5 replies on “White Womens’ Bodies as Selfie-Objectified Tools of Dissent”

  1. Thanks for raising this issue. I think the argument here gets a little muddled when connected to the PRISM program. I think it’s a tremendous problem that the government is sucking up such a vast amount of data without any constraints, but the truth is that most of it will never be seen by human eyes at NSA. Also, I think it’s wrong to suggest there is any indication that the focus of PRISM is on people of color as with the notorious 1950s program mentioned in the article you cite. The greater issue for me is society’s continued complicity with objectifying women’s bodies, right out in the open, in full capitalist mode. To see thousands of images of women taking images of themselves, NSA agents need only search Google. It’s not just a problem that the government is storing all this data in vast servers. I am also super uncomfortable with the idea that Google and Facebook are holding on to all these images of ourselves as they also track our movements and sell the data to the highest bidder.

  2. I reject the notion that Lindsay Mills’ selfies are anything but pure narcissism. And thus, pretty boring.

    Anyone (male, female, gay, straight, white, of color) posting pics of themselves in underwear all over the internet is only vying for attention and recognition. It’s pathetic. If it’s politically motivated (which I very much doubt) then DO something, don’t just give out free masturbation material.

    1. what if robert mapplethorpe took these photos? they don’t strike me even as ‘selfies’, more like ‘art photos’. she poses dramatically, making sure to accentuate the shape and musculature of her body. how does she being in underwear make a difference? what if she were [classically] nude instead? self portraiture–nude, in underwear, clothed–has been ‘art’ a long time.

  3. The conversation is very divided for sure and ripe for more research.

    Personally, my experience with performance and the self image is schooled thoroughly by people like Guillermo Gómez-Peña and groups such as la Pocha Nostra. This helps to localize performance and self-representation to the physical world where people can create tableau’s of radical and non-normative values to arrest the viewer and shift perceived cultural norms.

    Furthermore, recently asking a dominatrix about how objectification can be interpreted as feminism and empowering, she said that it’s because this is the way that the bottom’s desires no longer stay bottled up and isolated to the part of the mind that labels them as wrong, antisocial or negative. Many such individuals say that being a bottom or a sub for them means that they can be who they want to be safely, securely and not have to put a negative value set on their dreams and they can live out who they want to be.

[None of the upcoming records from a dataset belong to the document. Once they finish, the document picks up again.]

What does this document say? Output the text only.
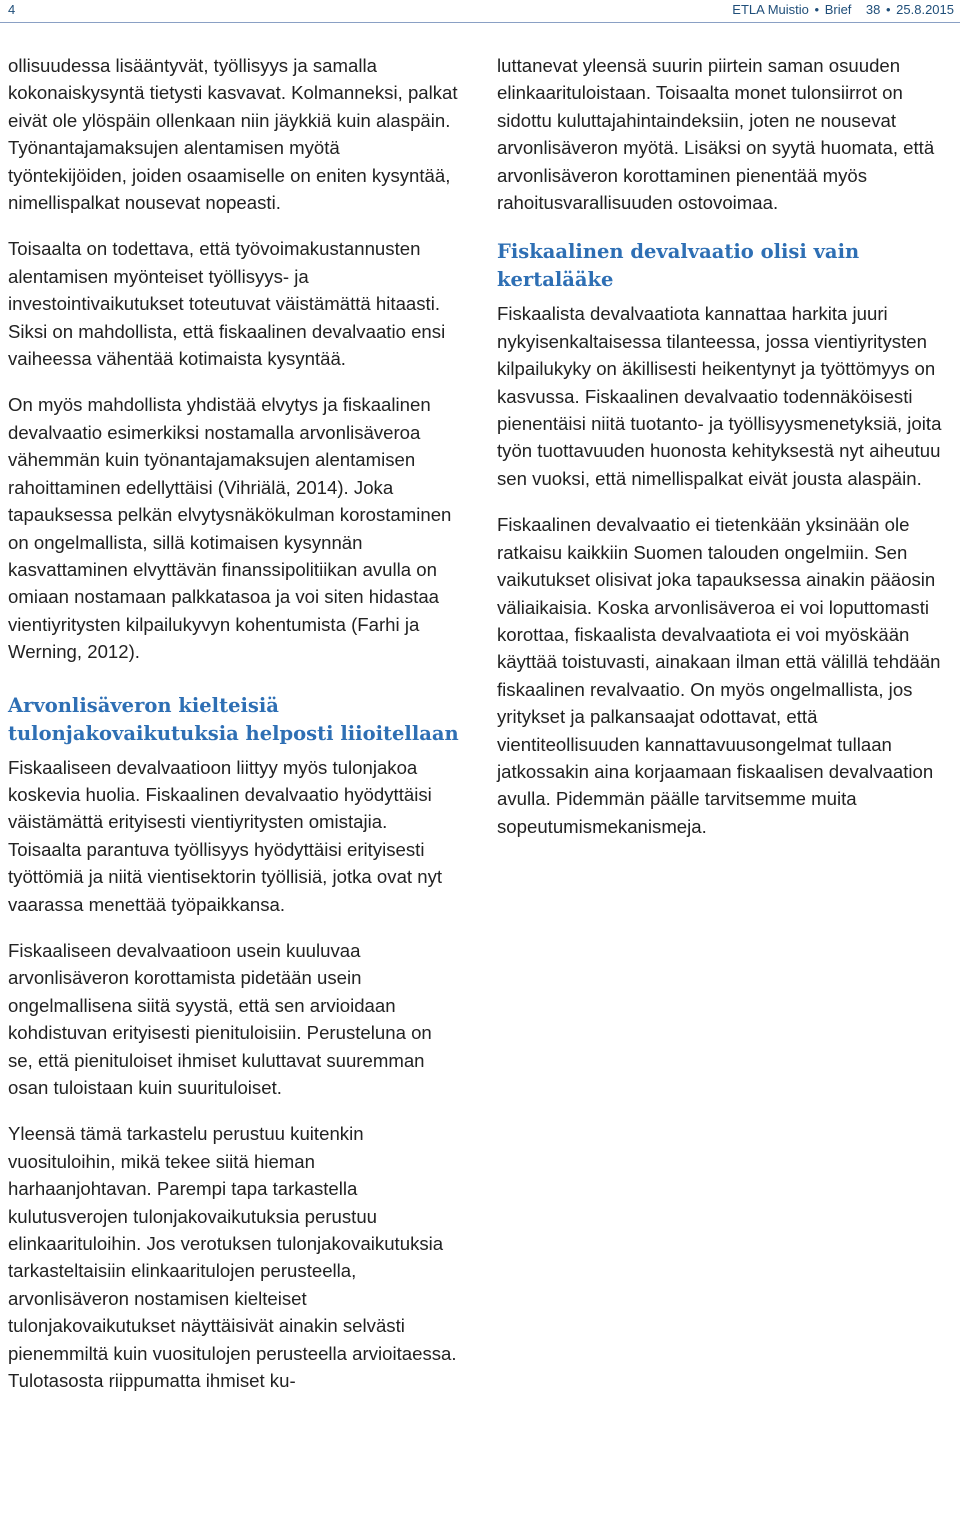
4	ETLA Muistio • Brief 38 • 25.8.2015

ollisuudessa lisääntyvät, työllisyys ja samalla kokonaiskysyntä tietysti kasvavat. Kolmanneksi, palkat eivät ole ylöspäin ollenkaan niin jäykkiä kuin alaspäin. Työnantajamaksujen alentamisen myötä työntekijöiden, joiden osaamiselle on eniten kysyntää, nimellispalkat nousevat nopeasti.

Toisaalta on todettava, että työvoimakustannusten alentamisen myönteiset työllisyys- ja investointivaikutukset toteutuvat väistämättä hitaasti. Siksi on mahdollista, että fiskaalinen devalvaatio ensi vaiheessa vähentää kotimaista kysyntää.

On myös mahdollista yhdistää elvytys ja fiskaalinen devalvaatio esimerkiksi nostamalla arvonlisäveroa vähemmän kuin työnantajamaksujen alentamisen rahoittaminen edellyttäisi (Vihriälä, 2014). Joka tapauksessa pelkän elvytysnäkökulman korostaminen on ongelmallista, sillä kotimaisen kysynnän kasvattaminen elvyttävän finanssipolitiikan avulla on omiaan nostamaan palkkatasoa ja voi siten hidastaa vientiyritysten kilpailukyvyn kohentumista (Farhi ja Werning, 2012).

Arvonlisäveron kielteisiä tulonjakovaikutuksia helposti liioitellaan

Fiskaaliseen devalvaatioon liittyy myös tulonjakoa koskevia huolia. Fiskaalinen devalvaatio hyödyttäisi väistämättä erityisesti vientiyritysten omistajia. Toisaalta parantuva työllisyys hyödyttäisi erityisesti työttömiä ja niitä vientisektorin työllisiä, jotka ovat nyt vaarassa menettää työpaikkansa.

Fiskaaliseen devalvaatioon usein kuuluvaa arvonlisäveron korottamista pidetään usein ongelmallisena siitä syystä, että sen arvioidaan kohdistuvan erityisesti pienituloisiin. Perusteluna on se, että pienituloiset ihmiset kuluttavat suuremman osan tuloistaan kuin suurituloiset.

Yleensä tämä tarkastelu perustuu kuitenkin vuosituloihin, mikä tekee siitä hieman harhaanjohtavan. Parempi tapa tarkastella kulutusverojen tulonjakovaikutuksia perustuu elinkaarituloihin. Jos verotuksen tulonjakovaikutuksia tarkasteltaisiin elinkaaritulojen perusteella, arvonlisäveron nostamisen kielteiset tulonjakovaikutukset näyttäisivät ainakin selvästi pienemmiltä kuin vuositulojen perusteella arvioitaessa. Tulotasosta riippumatta ihmiset ku-

luttanevat yleensä suurin piirtein saman osuuden elinkaarituloistaan. Toisaalta monet tulonsiirrot on sidottu kuluttajahintaindeksiin, joten ne nousevat arvonlisäveron myötä. Lisäksi on syytä huomata, että arvonlisäveron korottaminen pienentää myös rahoitusvarallisuuden ostovoimaa.

Fiskaalinen devalvaatio olisi vain kertalääke

Fiskaalista devalvaatiota kannattaa harkita juuri nykyisenkaltaisessa tilanteessa, jossa vientiyritysten kilpailukyky on äkillisesti heikentynyt ja työttömyys on kasvussa. Fiskaalinen devalvaatio todennäköisesti pienentäisi niitä tuotanto- ja työllisyysmenetyksiä, joita työn tuottavuuden huonosta kehityksestä nyt aiheutuu sen vuoksi, että nimellispalkat eivät jousta alaspäin.

Fiskaalinen devalvaatio ei tietenkään yksinään ole ratkaisu kaikkiin Suomen talouden ongelmiin. Sen vaikutukset olisivat joka tapauksessa ainakin pääosin väliaikaisia. Koska arvonlisäveroa ei voi loputtomasti korottaa, fiskaalista devalvaatiota ei voi myöskään käyttää toistuvasti, ainakaan ilman että välillä tehdään fiskaalinen revalvaatio. On myös ongelmallista, jos yritykset ja palkansaajat odottavat, että vientiteollisuuden kannattavuusongelmat tullaan jatkossakin aina korjaamaan fiskaalisen devalvaation avulla. Pidemmän päälle tarvitsemme muita sopeutumismekanismeja.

    The act of photographic documentation and social media sharing seems like the logical next consequence to this form of self-actualization. So, while I feel mixed if the white-female self-objectifying selfie is a true means to self-empowerment I think it is possible, but it is a thin line to walk. Often I think it such media production is merely subsumed into conventional hetero-male consumption systems. For example, a local SF video artist I know made a video of herself peeing her pants which then got grabbed by piss porn websites as a porn film, when it was supposed to be an art video about the abject, power and the feminine. She took the video down because it became porn at her expense and without her approval, wishes or even knowledge. She only realized it because she looked at her metrics and saw which sites were linking viewers to that video. On the other hand people like Annie Sprinkle are geniuses in this regard.

    I curated a screening called Girls on Film a few years ago in China and it was interesting. I’m looking to create a second screening along the same lines. Anyone out there think they’d have a video, or other artwork to feature in this regard, or anyone who wants to be a collaborative curator with media they have in mind to display, let me know.